I noticed an article on Silicon.com with the above title and it seemed pretty relevant to the news item we published last week on the Cambridge Network and elsewhere which asked the question: How much does a knowledge worker cost for a small-to-medium sized high-tech company?
The answer lies in a short paper we wrote and is available in the Library here.
The Silicon.com article was a short summary of a longer piece available on the McKinsey site (registration required). It's derived from the results of a long-term research project using data from 200 knowledge workers at 4 large-sized research organisations, supplemented with 35 interviews from a further 3 large companies. One of the authors (Laurence Prusak) was a contributor to a paper entitled “The cost of knowledge” published in the Harvard Business Review in November 2006. I hadn't read it, so I looked that up too.
The 2010 article makes the point that 1/2 the time of knowledge workers is spent on interactions, so if you can improve those you boost overall productivity. The way you improve interactions is by removing as many barriers as possible.
There is a breakdown of the 5 types of barrier that exist:
- Physical barriers of geography and time zones
- Technical barriers - the lack of tools for overcoming physical barriers
- Social & Cultural barriers - the absence of a community of practice
- Contextual barriers - making sense of the very specific expertise available
- Temporal barriers - lack of time presumably caused by information overload
It's a useful list and worth a read to understand some strategies for overcoming these barriers.
Where I saw a link to the paper we'd written was on the Temporal barrier - people feeling that they just don't have the time to get things done at all or at least as well as they might have liked.
We took a look at the compound effects that results from making improvements to the tools knowledge workers use for managing content.

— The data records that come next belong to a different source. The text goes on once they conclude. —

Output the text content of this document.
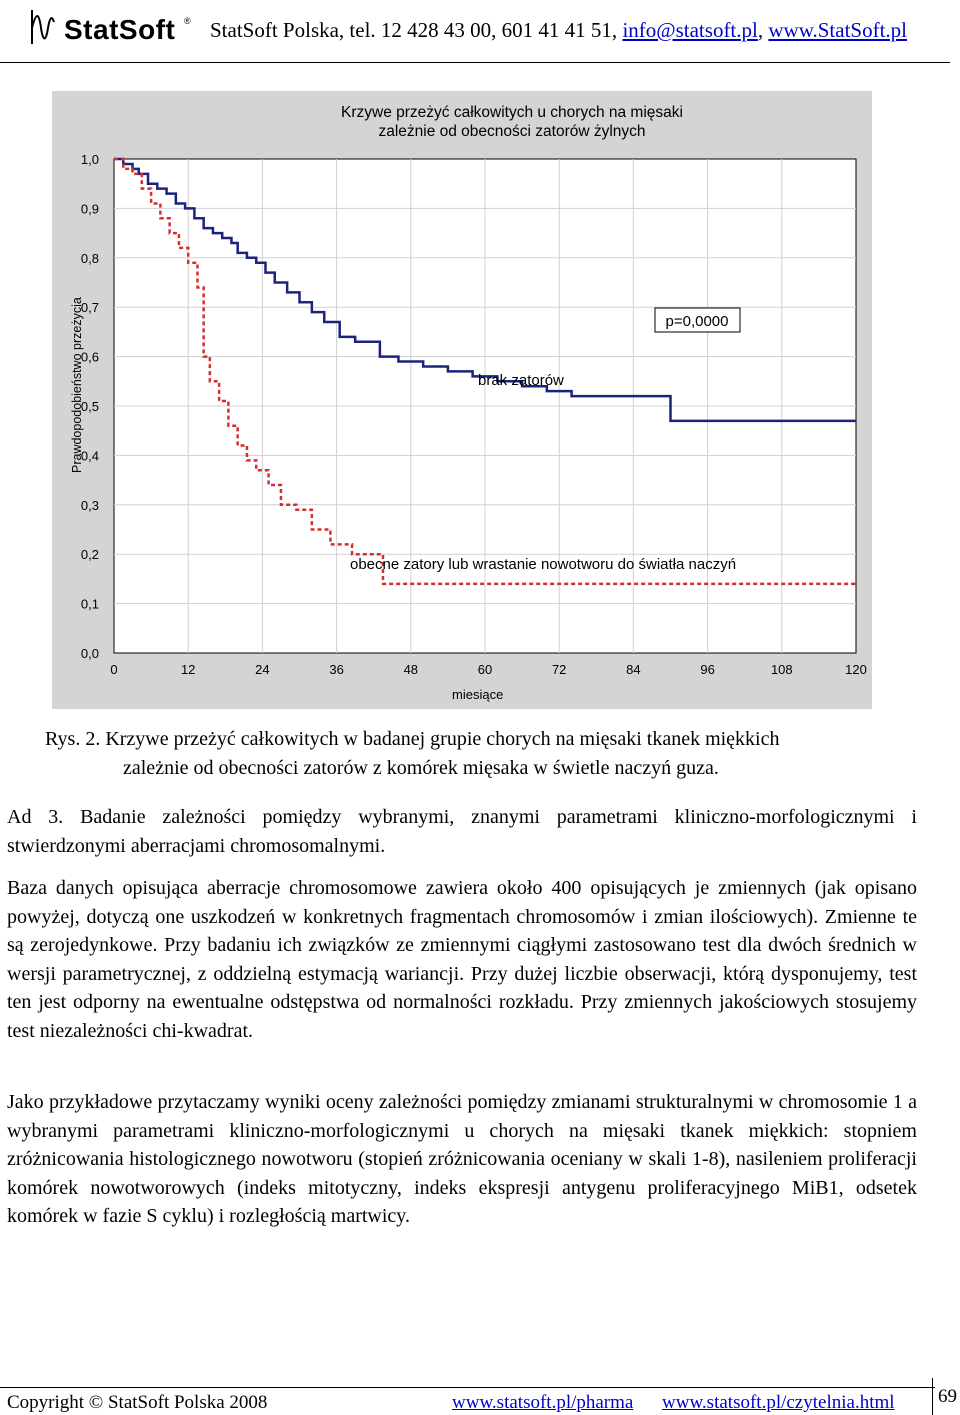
StatSoft ® StatSoft Polska, tel. 12 428 43 00, 601 41 41 51, info@statsoft.pl, www.StatSoft.pl
Krzywe przeżyć całkowitych u chorych na mięsaki
zależnie od obecności zatorów żylnych
Prawdopodobieństwo przeżycia
miesiące
0	12	24	36	48	60	72	84	96	108	120
0,0
0,1
0,2
0,3
0,4
0,5
0,6
0,7
0,8
0,9
1,0
p=0,0000
brak zatorów
obecne zatory lub wrastanie nowotworu do światła naczyń
Rys. 2. Krzywe przeżyć całkowitych w badanej grupie chorych na mięsaki tkanek miękkich
zależnie od obecności zatorów z komórek mięsaka w świetle naczyń guza.
Ad 3. Badanie zależności pomiędzy wybranymi, znanymi parametrami kliniczno-morfologicznymi i stwierdzonymi aberracjami chromosomalnymi.
Baza danych opisująca aberracje chromosomowe zawiera około 400 opisujących je zmiennych (jak opisano powyżej, dotyczą one uszkodzeń w konkretnych fragmentach chromosomów i zmian ilościowych). Zmienne te są zerojedynkowe. Przy badaniu ich związków ze zmiennymi ciągłymi zastosowano test dla dwóch średnich w wersji parametrycznej, z oddzielną estymacją wariancji. Przy dużej liczbie obserwacji, którą dysponujemy, test ten jest odporny na ewentualne odstępstwa od normalności rozkładu. Przy zmiennych jakościowych stosujemy test niezależności chi-kwadrat.
Jako przykładowe przytaczamy wyniki oceny zależności pomiędzy zmianami strukturalnymi w chromosomie 1 a wybranymi parametrami kliniczno-morfologicznymi u chorych na mięsaki tkanek miękkich: stopniem zróżnicowania histologicznego nowotworu (stopień zróżnicowania oceniany w skali 1-8), nasileniem proliferacji komórek nowotworowych (indeks mitotyczny, indeks ekspresji antygenu proliferacyjnego MiB1, odsetek komórek w fazie S cyklu) i rozległością martwicy.
Copyright © StatSoft Polska 2008	www.statsoft.pl/pharma www.statsoft.pl/czytelnia.html 69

Using a mix of data about the average time spent on office tasks combined with the latest survey of scientist and technologist salaries by the UK Government, the paper shows how a 50-person company can realise a five-times return on investment in the first year.
Just as importantly in these cash-strapped times, the paper shows how the right type of pay-as-you-go software licensing can result in that initial investment being as low as £15,000. That's less than 1% of the direct labour costs.
Whenever I read ROI papers I am frequently alienated by the "save $zillions" claims that they make. So we tried to be conservative by maximising costs and minimising benefits. Maybe saving around £70,000 a year in a 50 person company isn't an "OMG" type number. But it seems like a simple investment that pays back almost immediately and it makes employees less stressed by improving their productivity.